Week 1: “We think it’s really important that the bands practice having their own identity, including creating a name and logo,” Cindy said. Pick Monkey is a great way to create a logo, or the kids can draw a logo that Cindy digitizes on the computer.
Week 2: This week is about refining songs and dress rehearsals. Two different studios in town sponsor the camp, so all students record their songs in a day. They also create a concert poster that the kids sign and hand out T-shirts. Each band performs for the other bands to get peer advice, followed by more pizza, ice cream and fun outdoors. There’s a final Q&A with the campers.
• Load-in. Many parents want to help out and will volunteer.
• Setting the stage. Key ingredients are sponsor banners, a good sound guy and a videographer.

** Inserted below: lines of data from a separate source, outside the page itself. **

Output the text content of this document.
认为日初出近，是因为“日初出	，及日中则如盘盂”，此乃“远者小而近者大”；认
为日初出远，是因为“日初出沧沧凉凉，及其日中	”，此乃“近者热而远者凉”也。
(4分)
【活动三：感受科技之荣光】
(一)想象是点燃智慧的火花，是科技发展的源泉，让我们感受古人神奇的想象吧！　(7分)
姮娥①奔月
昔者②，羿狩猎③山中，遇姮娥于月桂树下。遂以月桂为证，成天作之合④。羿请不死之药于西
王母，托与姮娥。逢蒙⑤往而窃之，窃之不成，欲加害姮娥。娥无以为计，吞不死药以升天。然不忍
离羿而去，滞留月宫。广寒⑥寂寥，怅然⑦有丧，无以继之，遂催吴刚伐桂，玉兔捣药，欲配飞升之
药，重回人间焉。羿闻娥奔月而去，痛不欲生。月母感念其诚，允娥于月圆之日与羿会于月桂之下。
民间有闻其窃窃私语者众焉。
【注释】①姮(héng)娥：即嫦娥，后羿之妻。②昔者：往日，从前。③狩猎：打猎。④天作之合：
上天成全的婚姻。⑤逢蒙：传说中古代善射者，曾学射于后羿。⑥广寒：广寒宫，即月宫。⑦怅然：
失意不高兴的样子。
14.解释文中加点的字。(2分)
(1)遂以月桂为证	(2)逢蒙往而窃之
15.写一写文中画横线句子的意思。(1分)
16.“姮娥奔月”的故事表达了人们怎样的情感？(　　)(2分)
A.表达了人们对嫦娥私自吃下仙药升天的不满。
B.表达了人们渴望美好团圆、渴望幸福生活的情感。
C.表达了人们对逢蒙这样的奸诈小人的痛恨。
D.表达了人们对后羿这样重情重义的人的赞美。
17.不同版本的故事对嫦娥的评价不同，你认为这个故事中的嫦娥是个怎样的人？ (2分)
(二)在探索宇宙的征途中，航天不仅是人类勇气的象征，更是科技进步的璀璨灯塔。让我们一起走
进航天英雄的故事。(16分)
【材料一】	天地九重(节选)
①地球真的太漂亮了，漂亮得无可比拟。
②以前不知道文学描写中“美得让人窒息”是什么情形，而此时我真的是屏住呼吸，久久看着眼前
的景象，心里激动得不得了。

• Backstage experience. Give your students the full experience, and be waiting to congratulate them.
• Care for the audience. The Cooks invite a food truck to feed the audience.
• Open the concert with the teacher band. This takes the pressure off the kids.
• Kids emcee. Parents love that the kids are responsible, and so do the kids.
• Lineup. The older kids are the headliners.
• Certificate. Each camper receives a Rock Camp certificate to proudly display and in honor of their achievement.
• Band photo. This is an absolute must to capture memories and as a memento.
• Thank sponsors and partners in writing. Make it timely and a habit.
• Follow-up questionnaire. The Cooks use an automated online survey for feedback and planning.
• Cost analysis. Take the time to review and calculate how it adds to your bottom line.